I sat in the back of that car feeling like a complete fool, my life a mess, everything wrong, ashamed that I had hurt my dear son and practically in tears at the thought of how happily I had hoped this homecoming would be. I was calmer then. I walked back to the house to see if I could repair the damage I had caused. Perhaps I could replay the scene, I thought, and get it right this time! Perhaps I could be the loving father and husband, glad to be home again, laughing at the playful tumbling of the kids, the special projects they had made out of the living room furniture, curious to see what they were up to, open and at ease with whatever might happen next. Maybe, someday.

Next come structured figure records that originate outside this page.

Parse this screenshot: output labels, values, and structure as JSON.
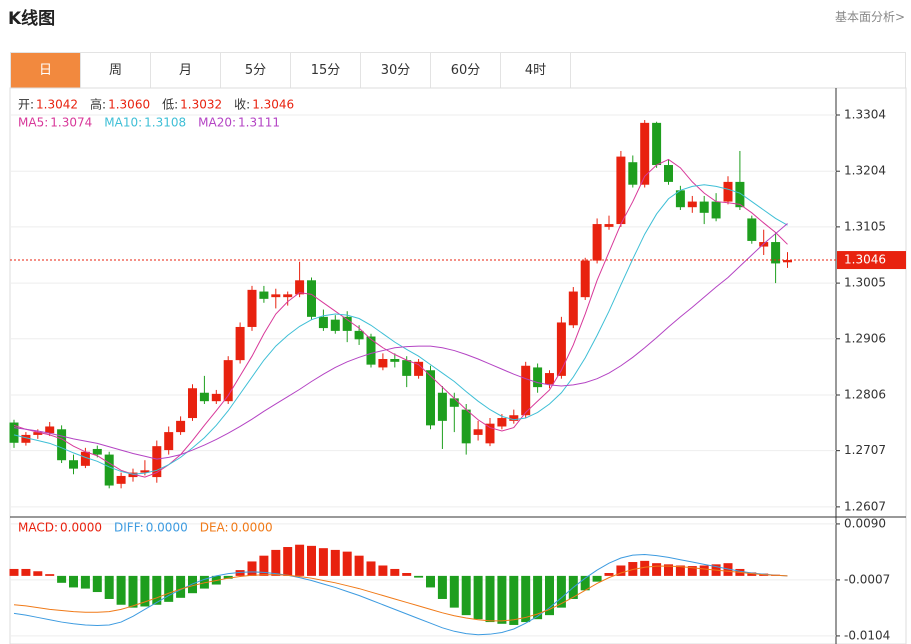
{
  "header": {
    "title": "K线图",
    "link": "基本面分析>"
  },
  "tabs": [
    "日",
    "周",
    "月",
    "5分",
    "15分",
    "30分",
    "60分",
    "4时"
  ],
  "active_tab": 0,
  "chart_data": [
    {
      "type": "candlestick",
      "info": [
        {
          "name": "开:",
          "label": "1.3042"
        },
        {
          "name": "高:",
          "label": "1.3060"
        },
        {
          "name": "低:",
          "label": "1.3032"
        },
        {
          "name": "收:",
          "label": "1.3046"
        }
      ],
      "up_color": "#e8220f",
      "down_color": "#1e9e1e",
      "open": [
        1.2757,
        1.2721,
        1.2735,
        1.2738,
        1.2745,
        1.269,
        1.268,
        1.271,
        1.27,
        1.2648,
        1.266,
        1.2668,
        1.266,
        1.2708,
        1.274,
        1.2765,
        1.281,
        1.2795,
        1.2795,
        1.2868,
        1.2927,
        1.299,
        1.298,
        1.298,
        1.2985,
        1.301,
        1.2945,
        1.294,
        1.2945,
        1.292,
        1.291,
        1.2855,
        1.287,
        1.2868,
        1.284,
        1.285,
        1.281,
        1.28,
        1.278,
        1.2735,
        1.272,
        1.275,
        1.276,
        1.277,
        1.2855,
        1.2825,
        1.284,
        1.293,
        1.298,
        1.3045,
        1.3105,
        1.311,
        1.322,
        1.318,
        1.329,
        1.3215,
        1.317,
        1.314,
        1.315,
        1.315,
        1.315,
        1.3185,
        1.312,
        1.307,
        1.3078,
        1.3042
      ],
      "high": [
        1.2762,
        1.274,
        1.2745,
        1.2758,
        1.2752,
        1.27,
        1.2712,
        1.2716,
        1.2705,
        1.2668,
        1.2675,
        1.269,
        1.2725,
        1.275,
        1.2768,
        1.2825,
        1.284,
        1.2815,
        1.2875,
        1.2935,
        1.3,
        1.3,
        1.2995,
        1.299,
        1.3043,
        1.3015,
        1.2958,
        1.2948,
        1.2955,
        1.293,
        1.2915,
        1.288,
        1.288,
        1.2875,
        1.287,
        1.2858,
        1.2822,
        1.281,
        1.279,
        1.276,
        1.2765,
        1.2772,
        1.278,
        1.2865,
        1.2862,
        1.285,
        1.2945,
        1.2998,
        1.305,
        1.312,
        1.3125,
        1.324,
        1.3232,
        1.3295,
        1.3292,
        1.3225,
        1.3178,
        1.316,
        1.316,
        1.3165,
        1.3195,
        1.324,
        1.3125,
        1.31,
        1.3095,
        1.306
      ],
      "low": [
        1.2712,
        1.2716,
        1.2728,
        1.2733,
        1.2685,
        1.2665,
        1.2676,
        1.2695,
        1.264,
        1.264,
        1.2652,
        1.2663,
        1.265,
        1.27,
        1.2735,
        1.276,
        1.279,
        1.279,
        1.279,
        1.2862,
        1.292,
        1.297,
        1.296,
        1.2965,
        1.298,
        1.294,
        1.292,
        1.2915,
        1.29,
        1.2895,
        1.2855,
        1.285,
        1.2855,
        1.282,
        1.2835,
        1.2745,
        1.271,
        1.274,
        1.27,
        1.2725,
        1.2715,
        1.2745,
        1.2755,
        1.2765,
        1.281,
        1.2818,
        1.2835,
        1.2925,
        1.2975,
        1.304,
        1.31,
        1.3105,
        1.3175,
        1.3175,
        1.321,
        1.318,
        1.3135,
        1.313,
        1.311,
        1.3115,
        1.3145,
        1.3135,
        1.3075,
        1.3055,
        1.3005,
        1.3032
      ],
      "close": [
        1.2721,
        1.2735,
        1.274,
        1.275,
        1.269,
        1.2675,
        1.2705,
        1.27,
        1.2645,
        1.2662,
        1.2668,
        1.2672,
        1.2715,
        1.274,
        1.276,
        1.2818,
        1.2795,
        1.2808,
        1.2868,
        1.2927,
        1.2993,
        1.2977,
        1.2985,
        1.2985,
        1.301,
        1.2945,
        1.2925,
        1.292,
        1.292,
        1.2905,
        1.286,
        1.287,
        1.2865,
        1.284,
        1.2865,
        1.2752,
        1.276,
        1.2785,
        1.272,
        1.2745,
        1.2755,
        1.2765,
        1.277,
        1.2858,
        1.282,
        1.2845,
        1.2935,
        1.299,
        1.3045,
        1.311,
        1.311,
        1.323,
        1.318,
        1.329,
        1.3215,
        1.3185,
        1.314,
        1.315,
        1.313,
        1.312,
        1.3185,
        1.314,
        1.308,
        1.3078,
        1.304,
        1.3046
      ],
      "series": [
        {
          "name": "MA5:",
          "label": "1.3074",
          "color": "#d8399a",
          "values": [
            1.2752,
            1.2745,
            1.274,
            1.2735,
            1.2728,
            1.2715,
            1.2705,
            1.2698,
            1.2685,
            1.2672,
            1.2665,
            1.266,
            1.2668,
            1.2682,
            1.27,
            1.2725,
            1.2752,
            1.2778,
            1.2805,
            1.284,
            1.2875,
            1.2915,
            1.295,
            1.2972,
            1.2988,
            1.2985,
            1.297,
            1.2955,
            1.294,
            1.2925,
            1.2905,
            1.289,
            1.2878,
            1.2868,
            1.286,
            1.284,
            1.282,
            1.28,
            1.278,
            1.2762,
            1.2748,
            1.2742,
            1.2748,
            1.2775,
            1.2795,
            1.2815,
            1.285,
            1.2895,
            1.295,
            1.301,
            1.306,
            1.311,
            1.315,
            1.3195,
            1.3215,
            1.3225,
            1.321,
            1.3185,
            1.3165,
            1.315,
            1.3148,
            1.3145,
            1.313,
            1.3112,
            1.3095,
            1.3074
          ]
        },
        {
          "name": "MA10:",
          "label": "1.3108",
          "color": "#3fbfd6",
          "values": [
            1.2735,
            1.273,
            1.2725,
            1.272,
            1.2712,
            1.2703,
            1.2695,
            1.2688,
            1.2678,
            1.267,
            1.2665,
            1.2667,
            1.2672,
            1.2682,
            1.2695,
            1.2712,
            1.273,
            1.2752,
            1.2778,
            1.2808,
            1.2838,
            1.2868,
            1.2893,
            1.2912,
            1.2928,
            1.294,
            1.2947,
            1.295,
            1.2948,
            1.2942,
            1.293,
            1.2915,
            1.29,
            1.2887,
            1.2875,
            1.286,
            1.2845,
            1.283,
            1.2812,
            1.2795,
            1.278,
            1.2768,
            1.2762,
            1.2765,
            1.2775,
            1.279,
            1.281,
            1.2838,
            1.2872,
            1.2912,
            1.2955,
            1.3002,
            1.3048,
            1.3092,
            1.3128,
            1.3155,
            1.317,
            1.3177,
            1.318,
            1.3177,
            1.3172,
            1.3165,
            1.315,
            1.3135,
            1.312,
            1.3108
          ]
        },
        {
          "name": "MA20:",
          "label": "1.3111",
          "color": "#b444c4",
          "values": [
            1.2748,
            1.2745,
            1.2742,
            1.2738,
            1.2733,
            1.2728,
            1.2724,
            1.272,
            1.2714,
            1.2708,
            1.2702,
            1.2697,
            1.2692,
            1.2695,
            1.27,
            1.2708,
            1.2717,
            1.2727,
            1.2738,
            1.275,
            1.2763,
            1.2777,
            1.279,
            1.2803,
            1.2816,
            1.283,
            1.2843,
            1.2855,
            1.2865,
            1.2873,
            1.288,
            1.2885,
            1.289,
            1.2892,
            1.2893,
            1.2893,
            1.289,
            1.2885,
            1.2878,
            1.287,
            1.2861,
            1.2852,
            1.2843,
            1.2835,
            1.2828,
            1.2824,
            1.2822,
            1.2824,
            1.2828,
            1.2835,
            1.2845,
            1.2858,
            1.2873,
            1.289,
            1.2908,
            1.2927,
            1.2945,
            1.2962,
            1.298,
            1.2998,
            1.3015,
            1.3035,
            1.3055,
            1.3075,
            1.3093,
            1.3111
          ]
        }
      ],
      "last_price": 1.3046,
      "ylim": [
        1.2589,
        1.3352
      ],
      "yticks": [
        1.3304,
        1.3204,
        1.3105,
        1.3005,
        1.2906,
        1.2806,
        1.2707,
        1.2607
      ],
      "grid": true
    },
    {
      "type": "macd",
      "up_color": "#e8220f",
      "down_color": "#1e9e1e",
      "histogram": {
        "name": "MACD:",
        "label": "0.0000",
        "values": [
          0.0012,
          0.0012,
          0.0008,
          0.0003,
          -0.0012,
          -0.002,
          -0.0022,
          -0.0028,
          -0.004,
          -0.005,
          -0.0055,
          -0.0053,
          -0.005,
          -0.0045,
          -0.0038,
          -0.003,
          -0.0022,
          -0.0015,
          -0.0005,
          0.001,
          0.0025,
          0.0035,
          0.0045,
          0.005,
          0.0054,
          0.0052,
          0.0048,
          0.0045,
          0.0042,
          0.0035,
          0.0025,
          0.0018,
          0.0012,
          0.0005,
          -0.0003,
          -0.002,
          -0.004,
          -0.0055,
          -0.0068,
          -0.0075,
          -0.008,
          -0.0083,
          -0.0085,
          -0.008,
          -0.0075,
          -0.0068,
          -0.0055,
          -0.004,
          -0.0025,
          -0.001,
          0.0005,
          0.0018,
          0.0024,
          0.0026,
          0.0022,
          0.002,
          0.0018,
          0.0017,
          0.0018,
          0.002,
          0.0022,
          0.0012,
          0.0006,
          0.0004,
          0.0002,
          0.0
        ]
      },
      "series": [
        {
          "name": "DIFF:",
          "label": "0.0000",
          "color": "#3d9be0",
          "values": [
            -0.0065,
            -0.0068,
            -0.0072,
            -0.0076,
            -0.008,
            -0.0083,
            -0.0085,
            -0.0086,
            -0.0085,
            -0.008,
            -0.007,
            -0.0058,
            -0.0046,
            -0.0034,
            -0.0024,
            -0.0014,
            -0.0006,
            0.0,
            0.0004,
            0.0006,
            0.0007,
            0.0006,
            0.0004,
            0.0001,
            -0.0003,
            -0.0008,
            -0.0014,
            -0.002,
            -0.0027,
            -0.0034,
            -0.0042,
            -0.005,
            -0.0058,
            -0.0066,
            -0.0074,
            -0.0082,
            -0.009,
            -0.0096,
            -0.01,
            -0.0102,
            -0.0101,
            -0.0098,
            -0.0092,
            -0.0082,
            -0.007,
            -0.0055,
            -0.0038,
            -0.002,
            -0.0004,
            0.001,
            0.0022,
            0.0031,
            0.0036,
            0.0037,
            0.0035,
            0.0032,
            0.0028,
            0.0024,
            0.002,
            0.0016,
            0.0012,
            0.0008,
            0.0005,
            0.0003,
            0.0001,
            0.0
          ]
        },
        {
          "name": "DEA:",
          "label": "0.0000",
          "color": "#f07a18",
          "values": [
            -0.005,
            -0.0052,
            -0.0055,
            -0.0058,
            -0.006,
            -0.0062,
            -0.0063,
            -0.0063,
            -0.0062,
            -0.0058,
            -0.0052,
            -0.0045,
            -0.0038,
            -0.003,
            -0.0023,
            -0.0017,
            -0.0012,
            -0.0008,
            -0.0004,
            -0.0001,
            0.0001,
            0.0002,
            0.0002,
            0.0001,
            -0.0001,
            -0.0004,
            -0.0008,
            -0.0012,
            -0.0017,
            -0.0022,
            -0.0028,
            -0.0034,
            -0.004,
            -0.0046,
            -0.0052,
            -0.0058,
            -0.0064,
            -0.0069,
            -0.0073,
            -0.0076,
            -0.0078,
            -0.0078,
            -0.0076,
            -0.0072,
            -0.0066,
            -0.0058,
            -0.0048,
            -0.0037,
            -0.0025,
            -0.0013,
            -0.0003,
            0.0005,
            0.0011,
            0.0015,
            0.0017,
            0.0017,
            0.0016,
            0.0014,
            0.0012,
            0.001,
            0.0008,
            0.0006,
            0.0004,
            0.0002,
            0.0001,
            0.0
          ]
        }
      ],
      "ylim": [
        -0.0118,
        0.0102
      ],
      "yticks": [
        {
          "value": 0.009,
          "label": "0.0090"
        },
        -0.0007,
        -0.0104
      ],
      "grid": true
    }
  ]
}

I went through years doing this sort of thing and can hardly understand how we stayed together as a family. Fortunately, there were more good, or at least OK, times than miserable ones like this. Having a partner or parent lost in fits of depression-fed rage has got to be a terrifying thing. It was terrifying enough to be that partner, that parent, never sure when I’d lose it next. When the person you originally fell in love with gets back in balance, how can you be sure that the improvement will last?

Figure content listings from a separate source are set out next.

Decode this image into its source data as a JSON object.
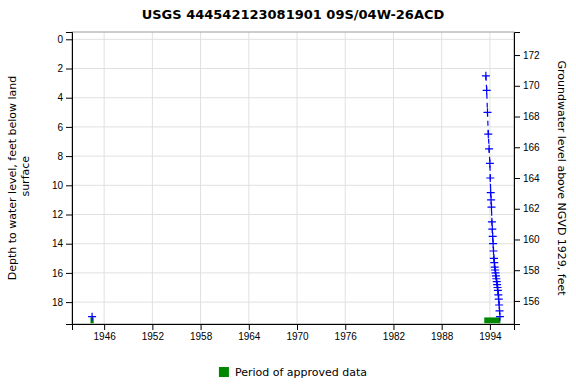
{
  "chart_data": {
    "type": "line",
    "title": "USGS 444542123081901 09S/04W-26ACD",
    "y_label": "Depth to water level, feet below land\n surface",
    "y2_label": "Groundwater level above NGVD 1929, feet",
    "xlim": [
      1942.0,
      1997.0
    ],
    "ylim": [
      19.5,
      -0.5
    ],
    "y2lim": [
      154.5,
      173.5
    ],
    "xticks": [
      1946,
      1952,
      1958,
      1964,
      1970,
      1976,
      1982,
      1988,
      1994
    ],
    "yticks": [
      0,
      2,
      4,
      6,
      8,
      10,
      12,
      14,
      16,
      18
    ],
    "y2ticks": [
      156,
      158,
      160,
      162,
      164,
      166,
      168,
      170,
      172
    ],
    "grid": true,
    "legend": "bottom",
    "series": [
      {
        "color": "#0000ff",
        "marker": "plus",
        "line_style": "dashed",
        "x": [
          1944.5
        ],
        "values": [
          19.0
        ]
      },
      {
        "color": "#0000ff",
        "marker": "plus",
        "line_style": "dashed",
        "x": [
          1993.5,
          1993.6,
          1993.7,
          1993.8,
          1993.9,
          1994.0,
          1994.05,
          1994.1,
          1994.15,
          1994.2,
          1994.25,
          1994.3,
          1994.35,
          1994.4,
          1994.45,
          1994.5,
          1994.55,
          1994.6,
          1994.65,
          1994.7,
          1994.75,
          1994.8,
          1994.85,
          1994.9,
          1994.95,
          1995.0,
          1995.05,
          1995.1,
          1995.15,
          1995.2,
          1995.25
        ],
        "values": [
          2.5,
          3.5,
          5.0,
          6.5,
          7.5,
          8.5,
          9.5,
          10.5,
          11.0,
          11.5,
          12.5,
          13.0,
          13.5,
          14.0,
          14.5,
          15.0,
          15.3,
          15.6,
          15.8,
          16.0,
          16.2,
          16.4,
          16.6,
          16.8,
          17.0,
          17.2,
          17.5,
          17.8,
          18.2,
          18.6,
          19.0
        ]
      }
    ],
    "periods": {
      "name": "Period of approved data",
      "color": "#008800",
      "start": [
        1944.3,
        1993.3
      ],
      "end": [
        1944.7,
        1995.3
      ],
      "y_range": [
        19.05,
        19.45
      ]
    }
  }
}
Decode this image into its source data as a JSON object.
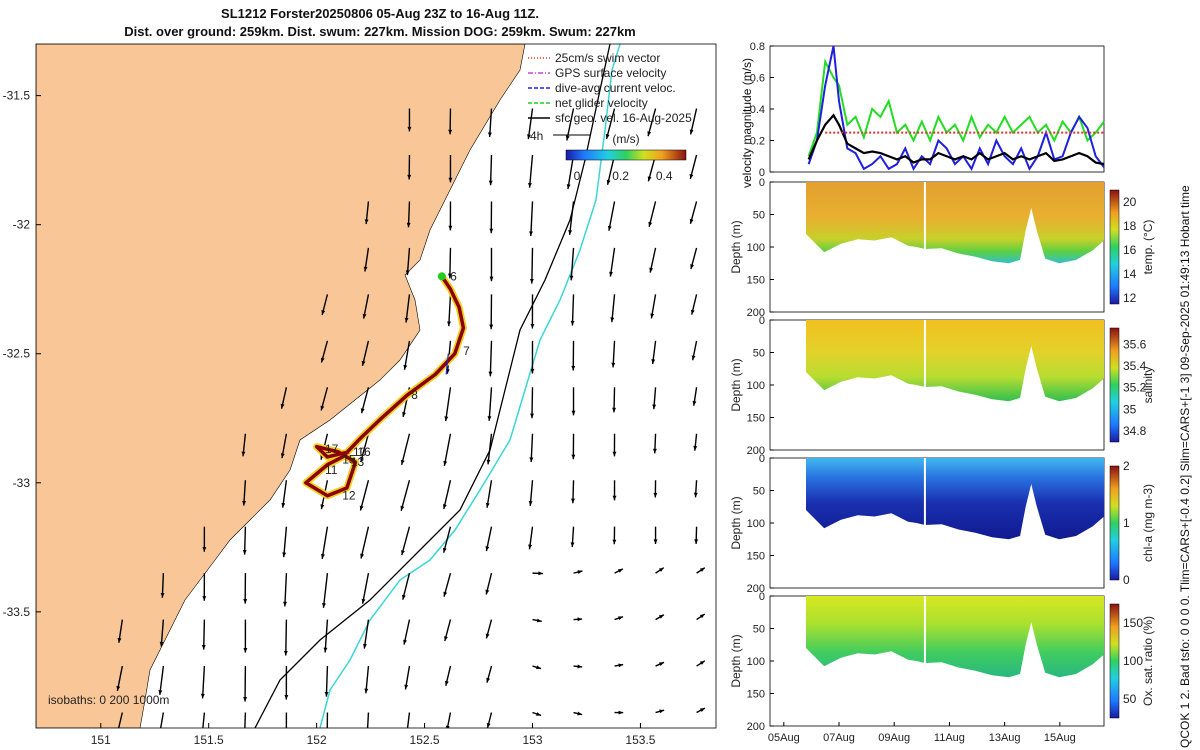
{
  "header": {
    "title_line1": "SL1212 Forster20250806 05-Aug 23Z to 16-Aug 11Z.",
    "title_line2": "Dist. over ground: 259km. Dist. swum: 227km. Mission DOG: 259km. Swum: 227km"
  },
  "side_note": "QCOK 1  2. Bad tsfo: 0  0  0  0. Tlim=CARS+[-0.4 0.2] Slim=CARS+[-1 3] 09-Sep-2025 01:49:13 Hobart time",
  "colors": {
    "land": "#f9c797",
    "sea": "#ffffff",
    "track_hot": "#8b0000",
    "track_warm": "#f0b020",
    "track_green": "#22cc22",
    "cyan_isobath": "#3ad6d6"
  },
  "chart_data": [
    {
      "type": "map",
      "name": "track-map",
      "x_ticks": [
        "151",
        "151.5",
        "152",
        "152.5",
        "153",
        "153.5"
      ],
      "x_tick_values": [
        151,
        151.5,
        152,
        152.5,
        153,
        153.5
      ],
      "y_ticks": [
        "-31.5",
        "-32",
        "-32.5",
        "-33",
        "-33.5"
      ],
      "y_tick_values": [
        -31.5,
        -32,
        -32.5,
        -33,
        -33.5
      ],
      "xlim": [
        150.7,
        153.85
      ],
      "ylim": [
        -33.95,
        -31.3
      ],
      "legend": [
        {
          "label": "25cm/s swim vector",
          "color": "#e03030",
          "style": "dotted"
        },
        {
          "label": "GPS surface velocity",
          "color": "#d040d0",
          "style": "dashdot"
        },
        {
          "label": "dive-avg current veloc.",
          "color": "#2020e0",
          "style": "dashed"
        },
        {
          "label": "net glider velocity",
          "color": "#22cc22",
          "style": "dashed"
        },
        {
          "label": "sfc geo. vel. 16-Aug-2025",
          "color": "#000000",
          "style": "arrow"
        }
      ],
      "scale_arrow_label": "4h",
      "colorbar": {
        "unit": "(m/s)",
        "ticks": [
          "0",
          "0.2",
          "0.4"
        ],
        "tick_values": [
          0,
          0.2,
          0.4
        ],
        "range": [
          -0.05,
          0.5
        ]
      },
      "isobath_label": "isobaths: 0  200  1000m",
      "waypoints": [
        {
          "label": "6",
          "lon": 152.6,
          "lat": -32.2
        },
        {
          "label": "7",
          "lon": 152.66,
          "lat": -32.49
        },
        {
          "label": "8",
          "lon": 152.42,
          "lat": -32.66
        },
        {
          "label": "10",
          "lon": 152.15,
          "lat": -32.88
        },
        {
          "label": "11",
          "lon": 152.02,
          "lat": -32.95
        },
        {
          "label": "12",
          "lon": 152.1,
          "lat": -33.05
        },
        {
          "label": "13",
          "lon": 152.14,
          "lat": -32.92
        },
        {
          "label": "15",
          "lon": 152.1,
          "lat": -32.91
        },
        {
          "label": "16",
          "lon": 152.17,
          "lat": -32.88
        },
        {
          "label": "17",
          "lon": 152.02,
          "lat": -32.87
        }
      ]
    },
    {
      "type": "line",
      "name": "velocity-magnitude",
      "ylabel": "velocity magnitude (m/s)",
      "ylim": [
        0,
        0.8
      ],
      "y_ticks": [
        "0",
        "0.2",
        "0.4",
        "0.6",
        "0.8"
      ],
      "y_tick_values": [
        0,
        0.2,
        0.4,
        0.6,
        0.8
      ],
      "xlim_days": [
        5,
        16.6
      ],
      "series": [
        {
          "name": "net glider velocity",
          "color": "#22dd22",
          "t": [
            5.9,
            6.2,
            6.5,
            6.8,
            7.0,
            7.3,
            7.6,
            7.9,
            8.2,
            8.5,
            8.8,
            9.1,
            9.4,
            9.7,
            10.0,
            10.3,
            10.6,
            10.9,
            11.2,
            11.5,
            11.8,
            12.1,
            12.4,
            12.7,
            13.0,
            13.3,
            13.6,
            13.9,
            14.2,
            14.5,
            14.8,
            15.1,
            15.4,
            15.7,
            16.0,
            16.3,
            16.6
          ],
          "v": [
            0.1,
            0.25,
            0.7,
            0.6,
            0.55,
            0.3,
            0.35,
            0.22,
            0.4,
            0.35,
            0.45,
            0.25,
            0.3,
            0.2,
            0.32,
            0.2,
            0.35,
            0.25,
            0.3,
            0.2,
            0.35,
            0.22,
            0.3,
            0.25,
            0.35,
            0.25,
            0.3,
            0.35,
            0.25,
            0.3,
            0.2,
            0.32,
            0.25,
            0.35,
            0.2,
            0.25,
            0.32
          ]
        },
        {
          "name": "dive-avg current veloc.",
          "color": "#1f1fdd",
          "t": [
            5.9,
            6.2,
            6.5,
            6.8,
            7.0,
            7.3,
            7.6,
            7.9,
            8.2,
            8.5,
            8.8,
            9.1,
            9.4,
            9.7,
            10.0,
            10.3,
            10.6,
            10.9,
            11.2,
            11.5,
            11.8,
            12.1,
            12.4,
            12.7,
            13.0,
            13.3,
            13.6,
            13.9,
            14.2,
            14.5,
            14.8,
            15.1,
            15.4,
            15.7,
            16.0,
            16.3,
            16.6
          ],
          "v": [
            0.05,
            0.2,
            0.55,
            0.8,
            0.45,
            0.15,
            0.12,
            0.02,
            0.05,
            0.1,
            0.02,
            0.05,
            0.15,
            0.02,
            0.1,
            0.05,
            0.2,
            0.15,
            0.05,
            0.1,
            0.02,
            0.15,
            0.05,
            0.2,
            0.1,
            0.05,
            0.15,
            0.02,
            0.1,
            0.25,
            0.08,
            0.1,
            0.25,
            0.35,
            0.28,
            0.1,
            0.03
          ]
        },
        {
          "name": "mean",
          "color": "#000000",
          "t": [
            5.9,
            6.2,
            6.5,
            6.8,
            7.0,
            7.3,
            7.6,
            7.9,
            8.2,
            8.5,
            8.8,
            9.1,
            9.4,
            9.7,
            10.0,
            10.3,
            10.6,
            10.9,
            11.2,
            11.5,
            11.8,
            12.1,
            12.4,
            12.7,
            13.0,
            13.3,
            13.6,
            13.9,
            14.2,
            14.5,
            14.8,
            15.1,
            15.4,
            15.7,
            16.0,
            16.3,
            16.6
          ],
          "v": [
            0.08,
            0.2,
            0.3,
            0.36,
            0.3,
            0.18,
            0.15,
            0.12,
            0.13,
            0.12,
            0.1,
            0.08,
            0.1,
            0.06,
            0.08,
            0.08,
            0.12,
            0.1,
            0.08,
            0.1,
            0.08,
            0.12,
            0.08,
            0.1,
            0.12,
            0.08,
            0.1,
            0.08,
            0.1,
            0.12,
            0.07,
            0.08,
            0.1,
            0.12,
            0.1,
            0.06,
            0.05
          ]
        },
        {
          "name": "25cm/s swim",
          "color": "#e03030",
          "t": [
            6.5,
            16.6
          ],
          "v": [
            0.25,
            0.25
          ]
        }
      ]
    },
    {
      "type": "heatmap",
      "name": "temperature-section",
      "ylabel": "Depth (m)",
      "colorbar_label": "temp. (°C)",
      "y_ticks": [
        "0",
        "50",
        "100",
        "150",
        "200"
      ],
      "cbar_ticks": [
        "20",
        "18",
        "16",
        "14",
        "12"
      ],
      "cbar_tick_values": [
        20,
        18,
        16,
        14,
        12
      ],
      "cbar_range": [
        11.5,
        21
      ]
    },
    {
      "type": "heatmap",
      "name": "salinity-section",
      "ylabel": "Depth (m)",
      "colorbar_label": "salinity",
      "y_ticks": [
        "0",
        "50",
        "100",
        "150",
        "200"
      ],
      "cbar_ticks": [
        "35.6",
        "35.4",
        "35.2",
        "35",
        "34.8"
      ],
      "cbar_tick_values": [
        35.6,
        35.4,
        35.2,
        35,
        34.8
      ],
      "cbar_range": [
        34.7,
        35.75
      ]
    },
    {
      "type": "heatmap",
      "name": "chla-section",
      "ylabel": "Depth (m)",
      "colorbar_label": "chl-a (mg m-3)",
      "y_ticks": [
        "0",
        "50",
        "100",
        "150",
        "200"
      ],
      "cbar_ticks": [
        "2",
        "1",
        "0"
      ],
      "cbar_tick_values": [
        2,
        1,
        0
      ],
      "cbar_range": [
        0,
        2
      ]
    },
    {
      "type": "heatmap",
      "name": "oxygen-section",
      "ylabel": "Depth (m)",
      "colorbar_label": "Ox. sat. ratio (%)",
      "y_ticks": [
        "0",
        "50",
        "100",
        "150",
        "200"
      ],
      "x_ticks": [
        "05Aug",
        "07Aug",
        "09Aug",
        "11Aug",
        "13Aug",
        "15Aug"
      ],
      "x_tick_values": [
        5,
        7,
        9,
        11,
        13,
        15
      ],
      "cbar_ticks": [
        "150",
        "100",
        "50"
      ],
      "cbar_tick_values": [
        150,
        100,
        50
      ],
      "cbar_range": [
        25,
        175
      ]
    }
  ]
}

How have you managed to cope with a partner in this state, or something like it? How do you go about rebuilding the basic trust of the relationship?
I’ve read this several times, it is just so gripping and revealing, thanks for sharing what has to be an extremely difficult story for others to see, that has come straight from your own pain. It’s left me speechless, and wanted to say, thanks for sharing. I think without a doubt, it’s going to help many people understand more about men and depression.
My relationship with my husband did not survive. When he decided to be with another (not crazy, abusive woman) he left for good and I am still devastated…one year exactly since he gathered all his clothes and “moved on” as he put it. i am now on multiple medications trying to get a life and my health back. If only my family could have understood what was happening to me, that I wasn’t a mean tyrannical person. Your comment that behaving the way you did was born from love. I worked myself sick because my husband couldn’t seem find a job that contributed the $$ we needed to provide some financial security so we could take the best of my children. And I got angrier and angrier by the day. It’s interesting how people seem to understand that men will rage, get physical when they are angry. There are women out there who do , too. Yet I am not crazy, unfeminine. I have a brain glitch, a biochemical imbalance. If only I could have received the help I desperately needed before my family fell apart. The very thing I was trying so hard to protect. I hate this disease and I ever so much more saddened when I hear of someone whose family did survive. I am very happy for you, though, in all sincerity. i am just waiting for the time when we can all “come out of the closet” and gain compassion instead of judgement from the masses.